Sobre as combinações alimentares – o Ayurveda
A ciência que estuda o completo equilíbrio alimentar no Sanatana-dharma chama-se de Ayurveda, ou ciência da vida longa e saudável. A tradição sustenta que Sri Dhanvantari, uma encarnação de Vishnu, foi quem ensinara esta ciência diretamente aos Rishis. O Ayurveda é uma ciência médica muito antiga, e onde podemos encontrar o que há de mais complexo e perfeito sistema de alimentação. No Ayurveda, as pessoas aprendem a se alimentar de acordo com a sua constituição própria, chamada de Dosha; e o nome destes Doshas são: Vata, ou princípio aéreo; Pitta ou princípio ígneo, e Kapha, ou princípio aquoso, fatores que resultam da combinação dos cinco elementos e a natureza particular constitucional de cada um num determinado momento da vida.
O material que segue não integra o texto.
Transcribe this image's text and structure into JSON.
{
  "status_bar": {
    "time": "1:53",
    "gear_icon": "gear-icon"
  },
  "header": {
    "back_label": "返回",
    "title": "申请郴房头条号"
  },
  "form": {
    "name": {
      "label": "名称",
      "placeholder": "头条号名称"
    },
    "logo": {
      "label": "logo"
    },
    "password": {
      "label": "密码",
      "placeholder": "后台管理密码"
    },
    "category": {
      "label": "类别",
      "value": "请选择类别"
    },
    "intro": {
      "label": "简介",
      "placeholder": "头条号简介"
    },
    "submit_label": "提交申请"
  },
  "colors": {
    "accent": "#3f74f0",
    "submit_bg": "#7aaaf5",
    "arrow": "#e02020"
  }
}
Cada um de nós, segundo esta ciência védica da saúde, possui uma predominância e uma combinação de Vata, Pitta e Kapha. O completo estudo sobre esta ciência e as combinações destes Doshas é realizado em faculdades devidamente autorizadas, estando muito longe da especulação alopática tradicional da mente Ocidental.
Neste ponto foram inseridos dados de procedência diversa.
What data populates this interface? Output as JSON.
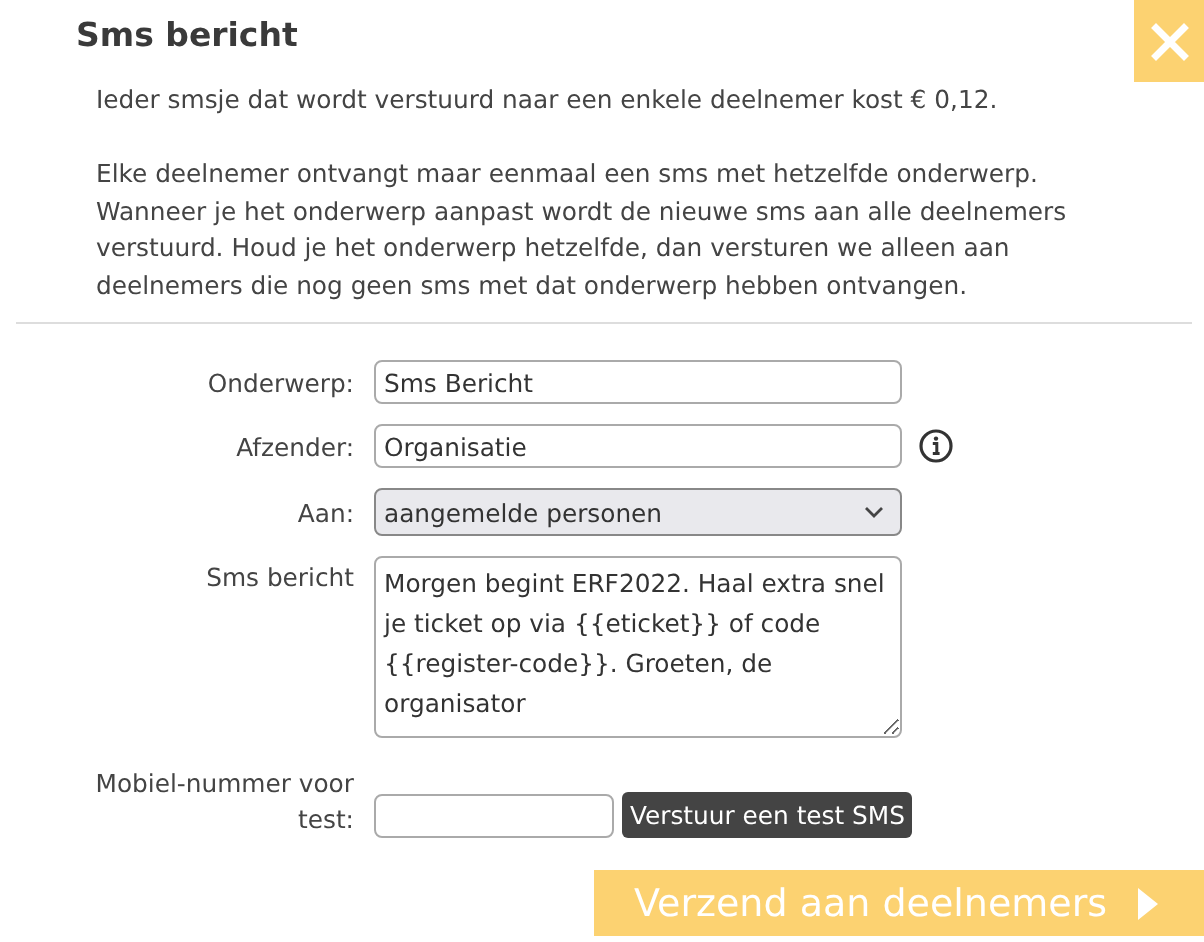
{
  "dialog": {
    "title": "Sms bericht"
  },
  "intro": [
    "Ieder smsje dat wordt verstuurd naar een enkele deelnemer kost € 0,12.",
    "Elke deelnemer ontvangt maar eenmaal een sms met hetzelfde onderwerp. Wanneer je het onderwerp aanpast wordt de nieuwe sms aan alle deelnemers verstuurd. Houd je het onderwerp hetzelfde, dan versturen we alleen aan deelnemers die nog geen sms met dat onderwerp hebben ontvangen."
  ],
  "fields": [
    {
      "kind": "text",
      "label": "Onderwerp:",
      "value": "Sms Bericht",
      "info": false
    },
    {
      "kind": "text",
      "label": "Afzender:",
      "value": "Organisatie",
      "info": true
    },
    {
      "kind": "select",
      "label": "Aan:",
      "value": "aangemelde personen",
      "info": false
    },
    {
      "kind": "textarea",
      "label": "Sms bericht",
      "value": "Morgen begint ERF2022. Haal extra snel je ticket op via {{eticket}} of code {{register-code}}. Groeten, de organisator",
      "info": false
    }
  ],
  "test": {
    "label": "Mobiel-nummer voor test:",
    "button": "Verstuur een test SMS"
  },
  "submit": "Verzend aan deelnemers"
}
A arte da saúde védica do Ayurveda é aprendida através de um estudo sistemático e prático junto ao mestre espiritual ou Guru Siksha, da medicina védica, num curso que leva oito anos. Pelo menos até onde conhecemos, no Brasil inexiste escola superior de Ayurveda nos moldes clássicos da Índia, reconhecida pelo Ministério da Educação. E as tais 'massagens' "ayurvédicas", que vemos pipocando por todos os lados, não pertencem à ciência do Ayurveda clássico dos Sastras.
Resumidamente, o Ayurveda diz que os alimentos Kapha são geralmente pesados, gordurosos, e causam acúmulo de líquidos. Os alimentos Pitta são picantes, quentes e ardentes, têm a coloração avermelhada, e podem auxiliar na digestão. Os alimentos Vata são os alimentos frescos, de sabor adstringente, bem como a maioria das drogas e remédios possuem esta natureza. No Bhagavad-gita, cap. 17, são citadas as características de cada alimento conforme a natureza ou inclinação de Rasa ou “humor” da pessoa.
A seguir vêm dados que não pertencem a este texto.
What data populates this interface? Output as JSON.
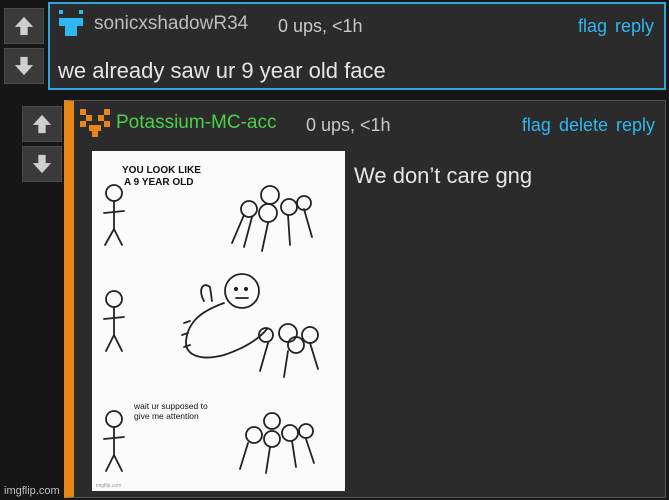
{
  "comment1": {
    "username": "sonicxshadowR34",
    "username_color": "#bdbdbd",
    "meta": "0 ups, <1h",
    "actions": [
      "flag",
      "reply"
    ],
    "text": "we already saw ur 9 year old face",
    "avatar_color": "#2fb7ef"
  },
  "comment2": {
    "username": "Potassium-MC-acc",
    "username_color": "#4ccf4a",
    "meta": "0 ups, <1h",
    "actions": [
      "flag",
      "delete",
      "reply"
    ],
    "text": "We don’t care gng",
    "avatar_color": "#e8861a",
    "meme": {
      "caption1": "YOU LOOK LIKE",
      "caption2": "A 9 YEAR OLD",
      "caption3": "wait ur supposed to",
      "caption4": "give me attention",
      "watermark": "imgflip.com"
    }
  },
  "watermark": "imgflip.com"
}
3- Há algum tipo de tabu na alimentação do Sanatana -Dharma?
Sabemos que esta palavra na cultura do estudo sistemático da alimentação ocidental, chamado de "nutricionismo", possui uma conotação com "hábitos adquiridos na simples apreensão", e que, portanto, não possuem nenhum elemento científico, etc. Contudo, entendemos que não há preconceitos ou tabus dentro do Sanatana-dharma, mas todo um processo que tem dentro de si um complexo conteúdo teórico e prático, mas que não aparece para nós na primeira impressão ou vista, a não ser que se conheça a cultura a fundo.
Regra da mão-esquerda
Como em todas as culturas, na Índia existem muitos conceitos que estão profundamente enraizados nas pessoas. Por exemplo, segue uma convicção de que uma pessoa não deverá comer com a mão esquerda, a não ser que haja algum problema que a impeça. A razão está fundamentada em que a mão esquerda é utilizada para as atividades de limpeza e higiene, como banho, etc., e a mão direita é usada para coisas mais nobres, como comer (uma vez que se come com a mão em muitos lugares na Índia), e se a usa para pegar as coisas da deidade, as oferendas, etc. Bem como, é considerado ofensivo comer na frente de uma pessoa importante usando a mão esquerda, ou pegar alguma coisa que ela oferece usando a mão esquerda, assim por diante.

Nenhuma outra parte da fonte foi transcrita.